I suffered a great deal of trauma several years ago and came out of it a wreck. Without getting into the story, I’ll share the symptoms:
Paranoid. Distrusting of everyone. Incredibly angry. Genuinely scared for my life. Completely alone. Always on high alert. Usually screaming about something to the point of making my hernia pop out.
Today I take an injection for schizophrenia called Invega. It’s a monthly shot and costs about $2,500 each time I get it, according to my provider.
The cost estimate sounds about right. I looked the medication up on Drugs.com. That site lists the cost from $521 to $3,078 per shot depending on the dose. Medicaid pays entirely for my shot.
To make a long story short, I ended up in jail after a tussle with police over a camping violation almost two years ago. From jail I was transferred to the state mental hospital in Pueblo, where I was diagnosed with schizophrenia, bipolar disorder, and PTSD. I spent six months in the state mental hospital.
Untreated schizophrenia leads to homelessness
I ended up homeless due to my untreated schizophrenia. It’s the first time I ever had suffered a mental breakdown to that degree. But there had been others through the years.
I have my bachelor’s degree from a highly selective Lutheran liberal arts college, Augustana in Illinois. I always have worked in great news media jobs at large organizations, from reporter to managing editor and everything in between.
I mention all of this because a new study came out about my injection today. It explained that people with schizophrenia have 20 times the suicide rate of most people. College-educated men in particular are at risk, especially after their first episode.
“Risk factors for suicide in this population include being young, male, and highly educated,” according to an original investigation published Wednesday in Journal of the American Medical Association. “Illness-related risk factors include prior suicide attempts, depressive symptoms, active positive symptoms, and comorbid substance misuse.
"Effective treatment delivery and adherence are vital for suicide prevention in schizophrenia. Compared with oral antipsychotics, long-acting injectable antipsychotics were reported to improve treatment adherence in patients with schizophrenia.”
No longer scared of everything
I receive my Invega shot every three weeks. My provider through Colorado Coalition for the Homeless comes to my apartment and gives it to me.
It’s a whole lot easier than remembering to take medication every night. I also have found that weight gain has not been a significant problem with Invega. The opposite is true with the oral antipsychotics. Weight gain can be so severe patients refuse to take their medication. My doctor put me on metformin to mitigate any weight gain.
I have battled mental illness since my late twenties. Never have I felt as stable as I do now on Invega. My mood is level and I’m not angry or scared anymore. I am thinking about jumping on the bus and going places again.

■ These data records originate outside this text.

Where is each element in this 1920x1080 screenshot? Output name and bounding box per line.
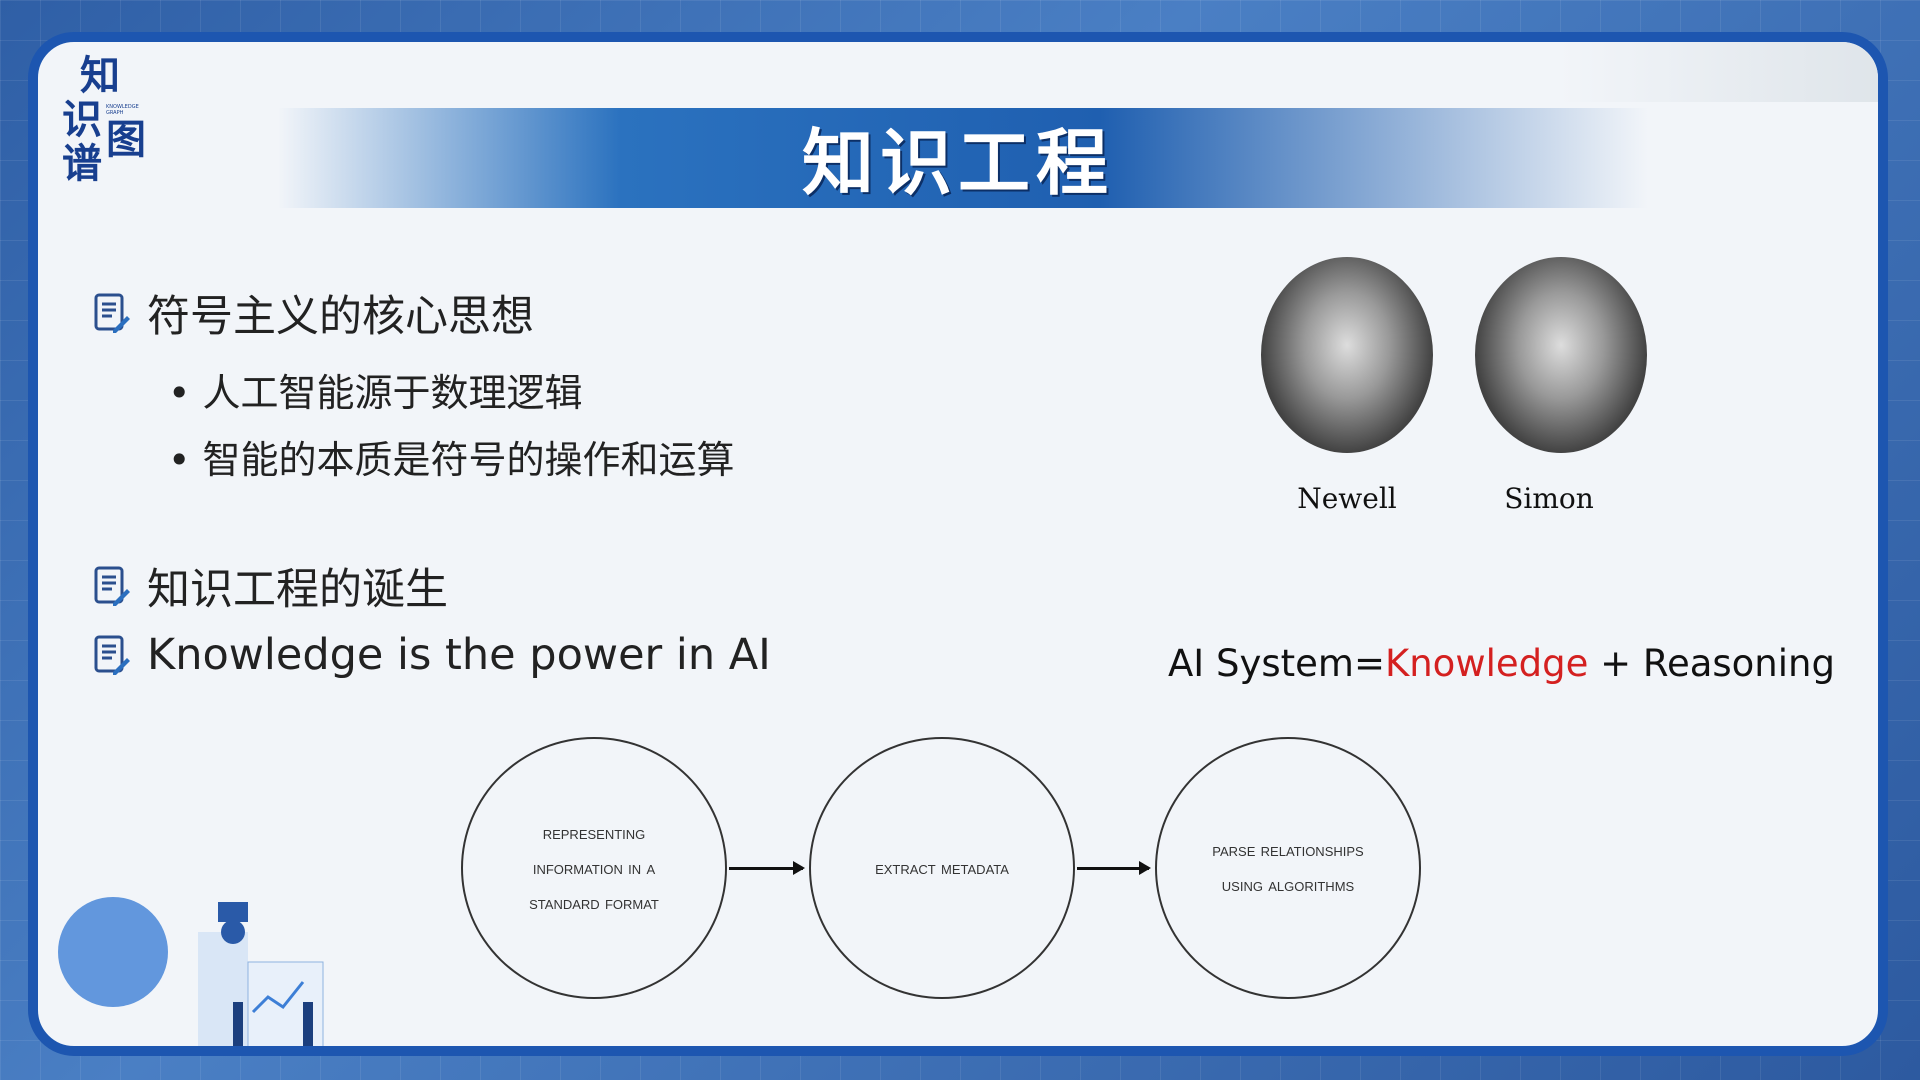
flow-step-text: Representing information in a standard f… (529, 822, 659, 914)
equation-prefix: AI System= (1168, 642, 1385, 685)
document-edit-icon (94, 635, 130, 675)
flow-step-text: Extract metadata (875, 857, 1009, 879)
blurred-corner (1558, 42, 1878, 102)
bullet-text: 智能的本质是符号的操作和运算 (202, 438, 735, 482)
flow-step: Parse relationships using algorithms (1155, 737, 1421, 999)
section-heading: 符号主义的核心思想 (93, 282, 534, 344)
document-edit-icon (94, 566, 130, 606)
document-edit-icon (94, 293, 130, 333)
arrow-icon (1077, 861, 1151, 875)
simon-photo (1475, 257, 1647, 453)
section-heading: Knowledge is the power in AI (93, 630, 771, 680)
equation: AI System=Knowledge + Reasoning (1168, 642, 1835, 685)
slide: 知 识 图 谱 KNOWLEDGE GRAPH 知识工程 符号主义的核心思想 •… (28, 32, 1888, 1056)
heading-text: Knowledge is the power in AI (147, 630, 771, 680)
person-name: Simon (1504, 482, 1594, 515)
bullet-text: 人工智能源于数理逻辑 (202, 371, 583, 415)
flow-step: Representing information in a standard f… (461, 737, 727, 999)
newell-photo (1261, 257, 1433, 453)
equation-suffix: + Reasoning (1588, 642, 1835, 685)
arrow-icon (729, 861, 805, 875)
ai-illustration (58, 897, 324, 1046)
bullet: • 智能的本质是符号的操作和运算 (168, 438, 735, 482)
bullet: • 人工智能源于数理逻辑 (168, 371, 583, 415)
heading-text: 知识工程的诞生 (147, 565, 448, 615)
person-name: Newell (1297, 482, 1397, 515)
heading-text: 符号主义的核心思想 (147, 292, 534, 342)
logo-char: 知 (80, 53, 120, 99)
flow-step-text: Parse relationships using algorithms (1212, 840, 1364, 896)
section-heading: 知识工程的诞生 (93, 555, 448, 617)
flow-step: Extract metadata (809, 737, 1075, 999)
slide-title: 知识工程 (801, 121, 1114, 205)
equation-highlight: Knowledge (1384, 642, 1589, 685)
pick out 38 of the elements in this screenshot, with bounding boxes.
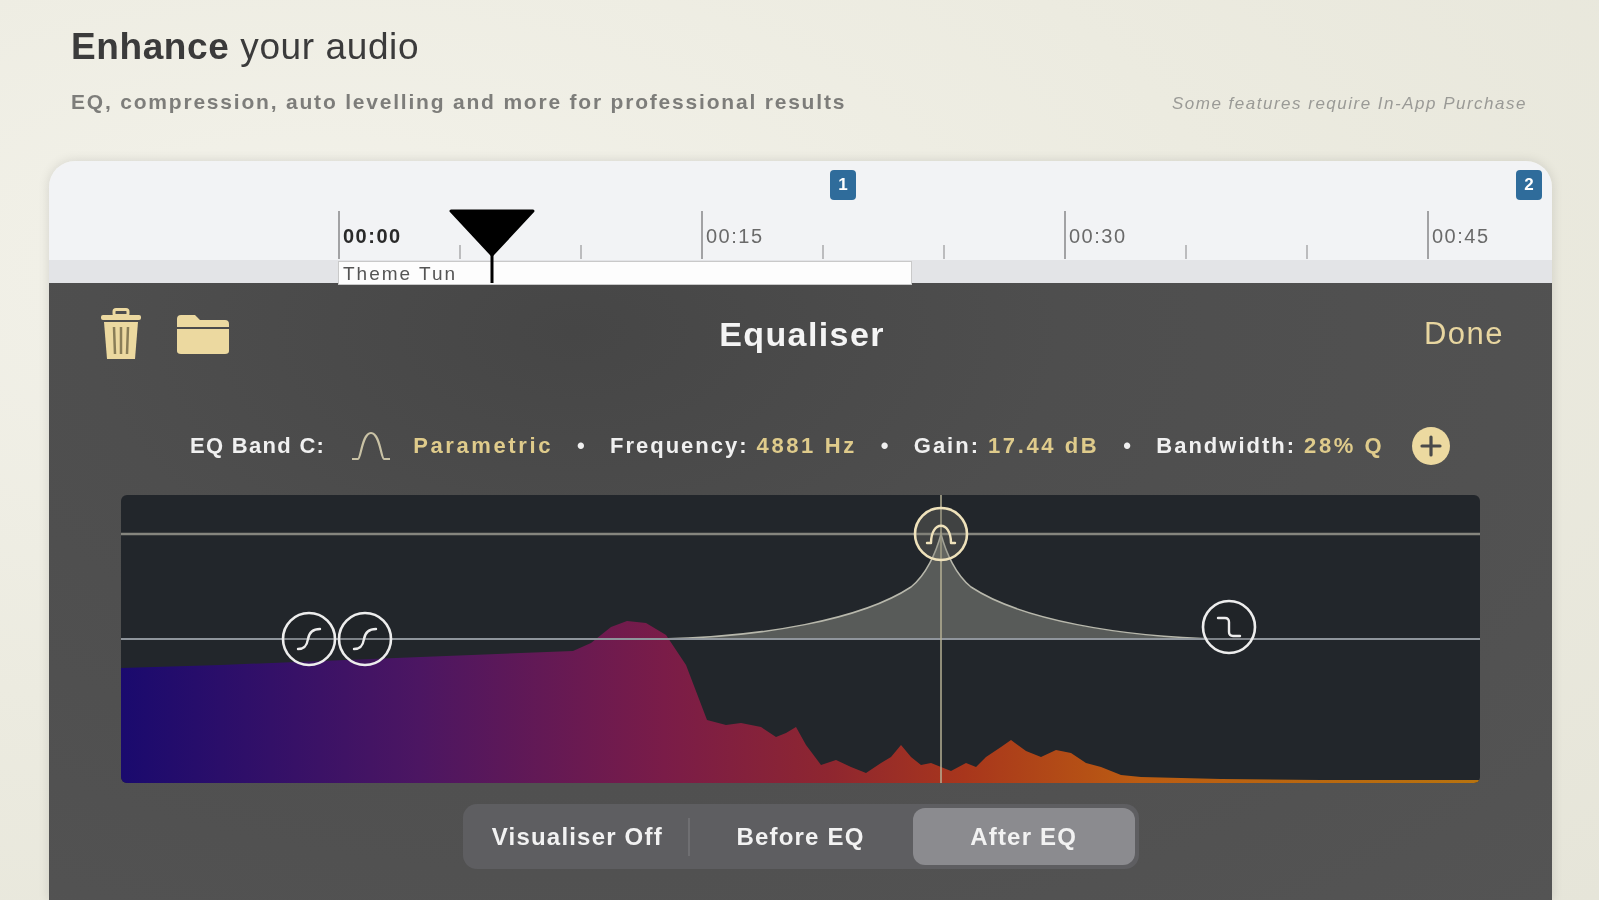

I no longer am homeless. I work full-time and pay rent just like everybody else. I credit Invega for a lot of my success, but I have worked hard, too.
I know several people who would like to try the Invega shot based on the success I have seen with it. A study in China showed the drug even helped people stop using methamphetamines.
But Medicaid won’t pay for the injection unless you have a schizophrenia diagnosis, numerous providers have told me.
Invega really does save lives
The study published Wednesday in JAMA again showed the medication’s value. “In this study, the use of long-acting injectables was associated with significantly lower risks of all- and natural-cause mortality and suicide attempts than was the use of oral antipsychotics after adjusting for covariates.
"Regarding the benefits of early use of long-acting injectables, patients who switched to long-acting injectables within the first two years of oral antipsychotic initiation had a 47 percent decrease in the suicide mortality risk compared with those who continued receiving oral antipsychotics.”
Those who took long-lasting injectables had significantly lower suicide risk than the group taking the oral antipsychotics. “Here, the long-acting injectables group had a 34 percent lower all-cause and a 37 percent lower natural-cause mortality risk than did the oral antipsychotic group.
“These results are in line with those of previous large observational cohort studies and meta-analyses of randomized clinical trials, in which receiving long-acting injectables was associated with lower mortality than was receiving oral antipsychotics.”